We all share this planet and we believe in teaching children about nature, their environment and sustainability from a young age. 


During an investigation about worms, the Kindergarten children became curious about the anatomy of a worm and wondered how their worm would use their sense of sight.

“What do worms’ eyes look like?” 4-year-old Imogen inquired…


Then other children joined in with their questions:

  • What do worms look like?
  • Where do they live?
  • How do they move?
  • What do they eat?”

But the children always ended up questioning how the worms could see… In the children’s understanding, humans and therefore animals, need eyes to see, and so it was believed by the children that worms truly had eyes.

It would have been very easy for the team of teachers and educators to provide the answer as to whether a worm does, in fact, have eyes.
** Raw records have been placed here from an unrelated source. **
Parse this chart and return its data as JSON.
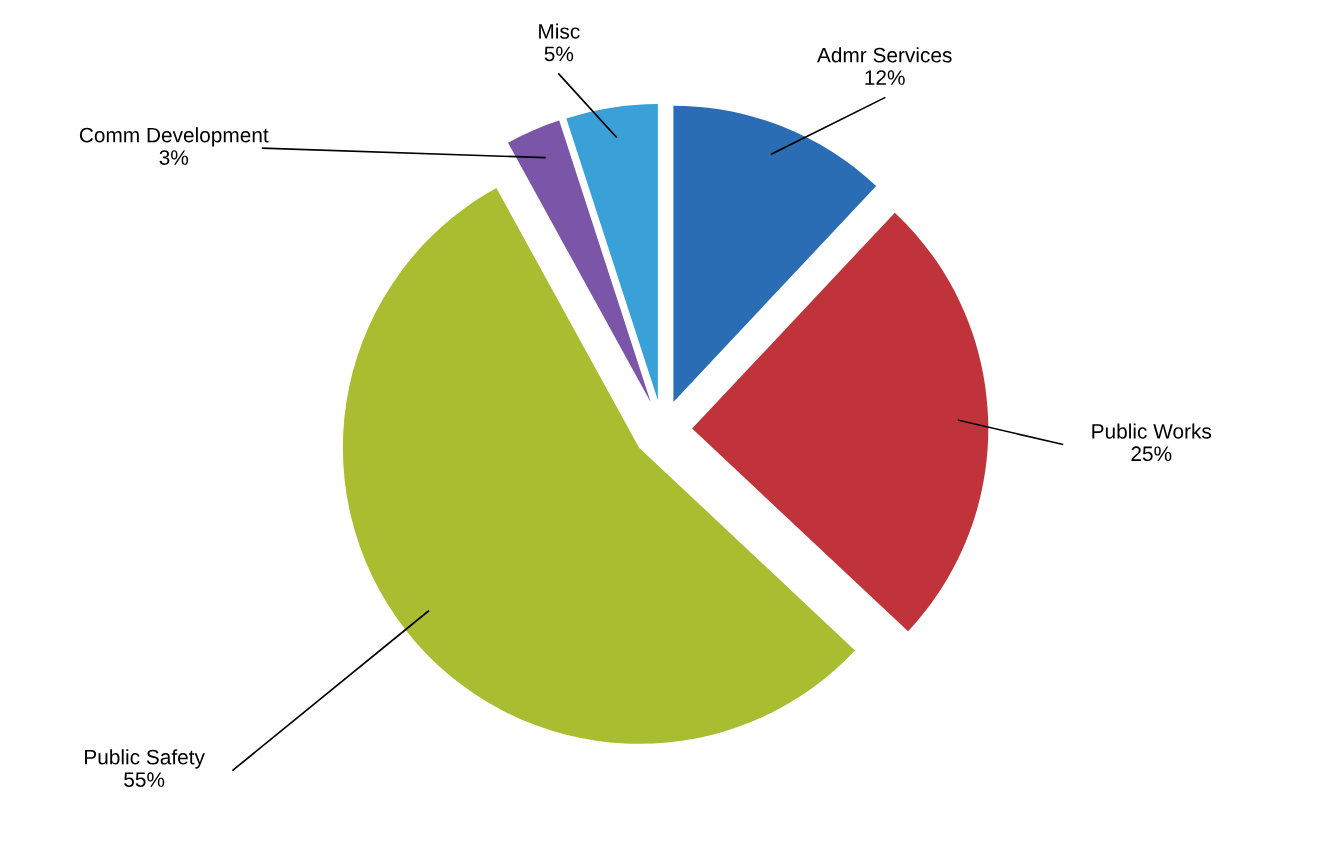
{
  "chart_data": {
    "type": "pie",
    "categories": [
      "Admr Services",
      "Public Works",
      "Public Safety",
      "Comm Development",
      "Misc"
    ],
    "values": [
      12,
      25,
      55,
      3,
      5
    ],
    "colors": [
      "#2a6db5",
      "#c0333a",
      "#a8bd2f",
      "#7a55a8",
      "#3aa0d8"
    ],
    "value_labels": [
      "12%",
      "25%",
      "55%",
      "3%",
      "5%"
    ],
    "legend": false
  }
}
But this teacher’s response was simply, “I wonder if a worm does have eyes?”

The children remained confident that a worm does indeed have eyes and this was followed by 3-year-old Isla’s thinking and wondering, “They would be delicate eyes? I wonder what worm eyes would look like?”

The children represented their ideas of worm eyes through their drawings. Each of the children’s ideas was different, and each child had an explanation of why they represented the worm’s eyes the way they had. Each child had their own theory which they continue to explore as they come to know more about our worms. As they continue to question, to investigate and discover and to learn about their world.

To wonder doesn’t require science or facts but the ability to imagine and create.

To wonder provides opportunities to collaborate and to share ideas.

To wonder is limitless. What does your child wonder about? It’s when we begin to understand children’s thinking that we can best support their learning and know where to head to next in our planning. Sometimes our wondering questions are not posed to children, but to ourselves.

What ‘wondering’ questions might you have or could you pose to discover more about your child’s thinking?

Danielle Grey Teacher and Educational Leader Guardian Munro Street.